I'm glad that's over. I ran through most of the levels quickly. 18, 23 and 25 were the difficult ones, and for some reason I ran into a perceptual barrier at level 25 that took a while to break through. The bombs were nothing more than a nuisance, serving as a another kind of opaque object. I would have liked another live element such as a diffraction grating that 'splits' a beam into invisible counterparts (that can be reflected but not light up a bullb) until they are rejoined.
Congratulations! It's a great feeling, isn't it? On Thursday evening I re-ran through all 25 levels as a speed trial and did them all in 30m 05s.
If you feel up to attempting a slightly newer version of the same basic game, it's available as a 28 level version at a website that Laura Chartier linked to in the comments section of my journal. They've made a couple of the levels harder (the evil Level 19, for example), and added three after 25. I ran through them all in a few hours yesterday evening.

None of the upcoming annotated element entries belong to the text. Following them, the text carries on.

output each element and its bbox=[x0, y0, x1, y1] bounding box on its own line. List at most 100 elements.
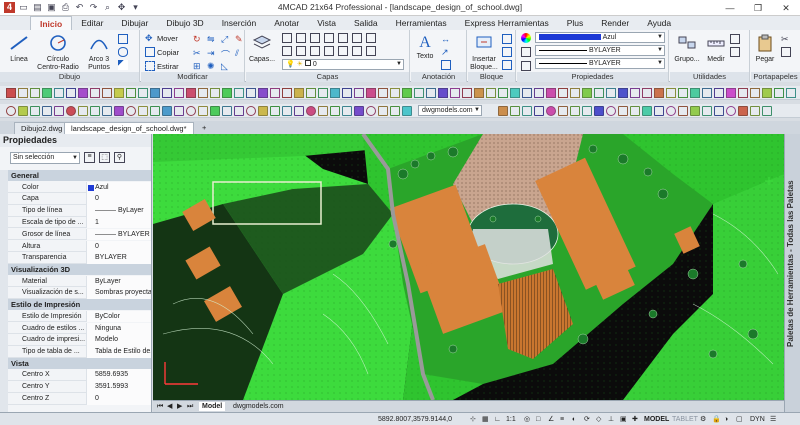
property-value[interactable]: Ninguna bbox=[86, 322, 151, 335]
edit-block-icon[interactable] bbox=[502, 47, 512, 57]
new-tab-button[interactable]: + bbox=[196, 122, 212, 134]
arc-button[interactable]: Arco 3 Puntos bbox=[82, 34, 116, 72]
property-value[interactable]: Tabla de Estilo de... bbox=[86, 346, 151, 358]
doc-tab-landscape[interactable]: landscape_design_of_school.dwg* bbox=[64, 122, 194, 134]
ellipse-icon[interactable] bbox=[118, 47, 128, 57]
attribute-icon[interactable] bbox=[502, 60, 512, 70]
toolbar-tool-icon[interactable] bbox=[18, 106, 28, 116]
tab-vista[interactable]: Vista bbox=[308, 16, 345, 30]
drawing-canvas[interactable] bbox=[153, 134, 784, 400]
doc-tab-dibujo2[interactable]: Dibujo2.dwg bbox=[14, 122, 70, 134]
polar-icon[interactable]: ◎ bbox=[524, 415, 530, 424]
rect-icon[interactable] bbox=[306, 88, 316, 98]
osnap-icon[interactable]: □ bbox=[536, 415, 540, 424]
extend-icon[interactable] bbox=[642, 88, 652, 98]
layer-lock-icon[interactable] bbox=[352, 33, 362, 43]
layer-delete-icon[interactable] bbox=[310, 46, 320, 56]
color-wheel-icon[interactable] bbox=[521, 33, 531, 43]
insert-block-button[interactable]: Insertar Bloque... bbox=[468, 34, 500, 72]
tab-insercion[interactable]: Inserción bbox=[213, 16, 266, 30]
property-section-header[interactable]: Estilo de Impresión bbox=[8, 299, 151, 311]
layer-match-icon[interactable] bbox=[366, 33, 376, 43]
stretch-icon[interactable] bbox=[618, 88, 628, 98]
linetype-combo[interactable]: BYLAYER ▼ bbox=[535, 45, 665, 56]
property-row[interactable]: Tipo de tabla de ... Tabla de Estilo de..… bbox=[8, 346, 151, 358]
property-row[interactable]: Material ByLayer bbox=[8, 275, 151, 288]
erase-icon[interactable] bbox=[522, 88, 532, 98]
layer-unlock-icon[interactable] bbox=[366, 46, 376, 56]
group-button[interactable]: Grupo... bbox=[672, 34, 702, 64]
insert-icon[interactable] bbox=[414, 88, 424, 98]
annotation-scale[interactable]: 1:1 bbox=[506, 415, 516, 424]
toolbar-tool-icon[interactable] bbox=[330, 106, 340, 116]
circle-icon[interactable] bbox=[330, 88, 340, 98]
grid-icon[interactable]: ▦ bbox=[482, 415, 489, 424]
tab-dibujo-3d[interactable]: Dibujo 3D bbox=[157, 16, 212, 30]
cut-icon[interactable]: ✂ bbox=[781, 34, 791, 44]
toolbar-tool-icon[interactable] bbox=[306, 106, 316, 116]
isolate-icon[interactable]: ◑ bbox=[724, 415, 728, 424]
break-icon[interactable] bbox=[654, 88, 664, 98]
leader-icon[interactable]: ↗ bbox=[441, 47, 451, 57]
fillet-icon[interactable]: ⌒ bbox=[221, 48, 231, 60]
zoom-window-icon[interactable] bbox=[162, 88, 172, 98]
explode-icon[interactable] bbox=[690, 88, 700, 98]
property-row[interactable]: Cuadro de estilos ... Ninguna bbox=[8, 322, 151, 335]
tab-herramientas[interactable]: Herramientas bbox=[387, 16, 456, 30]
tab-ayuda[interactable]: Ayuda bbox=[638, 16, 680, 30]
toolbar-tool-icon[interactable] bbox=[510, 106, 520, 116]
copy-button[interactable]: Copiar bbox=[145, 47, 179, 57]
paste-button[interactable]: Pegar bbox=[753, 34, 777, 64]
property-value[interactable]: 0 bbox=[86, 393, 151, 405]
tab-express-herramientas[interactable]: Express Herramientas bbox=[456, 16, 558, 30]
save-icon[interactable] bbox=[30, 88, 40, 98]
lwt-icon[interactable] bbox=[762, 88, 772, 98]
toolbar-tool-icon[interactable] bbox=[258, 106, 268, 116]
scale-icon[interactable]: ⤢ bbox=[221, 34, 231, 44]
list-icon[interactable] bbox=[521, 61, 531, 71]
crosshair-icon[interactable]: ✚ bbox=[632, 415, 638, 424]
toolbar-tool-icon[interactable] bbox=[282, 106, 292, 116]
design-center-icon[interactable] bbox=[210, 88, 220, 98]
property-row[interactable]: Grosor de línea ——— BYLAYER bbox=[8, 228, 151, 241]
text-button[interactable]: A Texto bbox=[413, 34, 437, 61]
lock-icon[interactable]: 🔒 bbox=[712, 415, 721, 424]
color-combo[interactable]: Azul ▼ bbox=[535, 32, 665, 43]
copy-obj-icon[interactable] bbox=[534, 88, 544, 98]
property-value[interactable]: 0 bbox=[86, 240, 151, 253]
tab-render[interactable]: Render bbox=[592, 16, 638, 30]
toolbar-tool-icon[interactable] bbox=[114, 106, 124, 116]
toolbar-tool-icon[interactable] bbox=[30, 106, 40, 116]
text-style-icon[interactable] bbox=[234, 88, 244, 98]
layer-off-icon[interactable] bbox=[338, 33, 348, 43]
toolbar-tool-icon[interactable] bbox=[126, 106, 136, 116]
polyline-icon[interactable] bbox=[294, 88, 304, 98]
toggle-pickadd-icon[interactable]: ≡ bbox=[84, 152, 95, 163]
toolbar-tool-icon[interactable] bbox=[90, 106, 100, 116]
toolbar-tool-icon[interactable] bbox=[642, 106, 652, 116]
toolbar-tool-icon[interactable] bbox=[762, 106, 772, 116]
layer-state-icon[interactable] bbox=[282, 33, 292, 43]
last-layout-button[interactable]: ⏭ bbox=[187, 402, 193, 411]
calculator-icon[interactable] bbox=[730, 34, 740, 44]
lineweight-combo[interactable]: BYLAYER ▼ bbox=[535, 58, 665, 69]
toolbar-tool-icon[interactable] bbox=[714, 106, 724, 116]
redo-icon[interactable] bbox=[126, 88, 136, 98]
osnap-icon[interactable] bbox=[750, 88, 760, 98]
toolbar-tool-icon[interactable] bbox=[162, 106, 172, 116]
point-icon[interactable] bbox=[366, 88, 376, 98]
dimension-icon[interactable]: ↔ bbox=[441, 34, 451, 44]
property-row[interactable]: Altura 0 bbox=[8, 240, 151, 253]
zoom-realtime-icon[interactable] bbox=[150, 88, 160, 98]
plot-style-icon[interactable] bbox=[258, 88, 268, 98]
property-row[interactable]: Centro Y 3591.5993 bbox=[8, 381, 151, 393]
toolbar-tool-icon[interactable] bbox=[558, 106, 568, 116]
rectangle-icon[interactable] bbox=[118, 34, 128, 44]
toolbar-tool-icon[interactable] bbox=[246, 106, 256, 116]
toolbar-tool-icon[interactable] bbox=[522, 106, 532, 116]
toolbar-tool-icon[interactable] bbox=[54, 106, 64, 116]
menu-icon[interactable]: ☰ bbox=[770, 415, 776, 424]
zoom-prev-icon[interactable] bbox=[174, 88, 184, 98]
transparency-icon[interactable]: ◐ bbox=[572, 415, 576, 424]
property-row[interactable]: Centro Z 0 bbox=[8, 393, 151, 405]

But even if you decide to try the newer game, take a few days to bask in the warm glow of success first.
I learned more about myself running through those levels. My reverse ray trace strategy worked very well for most of the levels. Indeed, this is a basic weakness in the game, that if there are obvious back path dead-ends, it is easy (well, not easy but easier) to determine the true path. It was the levels with multiple partial possibilities that threw me and I failed to realize my basic strategy had to be abanonded or at least modified.
I'll take a look at the new game *after* taking a break from it. The interesting part of all this is that playing this game helped me solve a real and gnarly path optimization problem at work. Gosh, I can declare those game days as research.
I'll use the backward trace to establish where the end-points have to be, and then work out partial interior solutions that fit together. For me it usually includes a fair amount of intuition to get to the solution. If I were to try to code it as an algorythm, I'd write it as something like integration by parts, with boundary condition matching.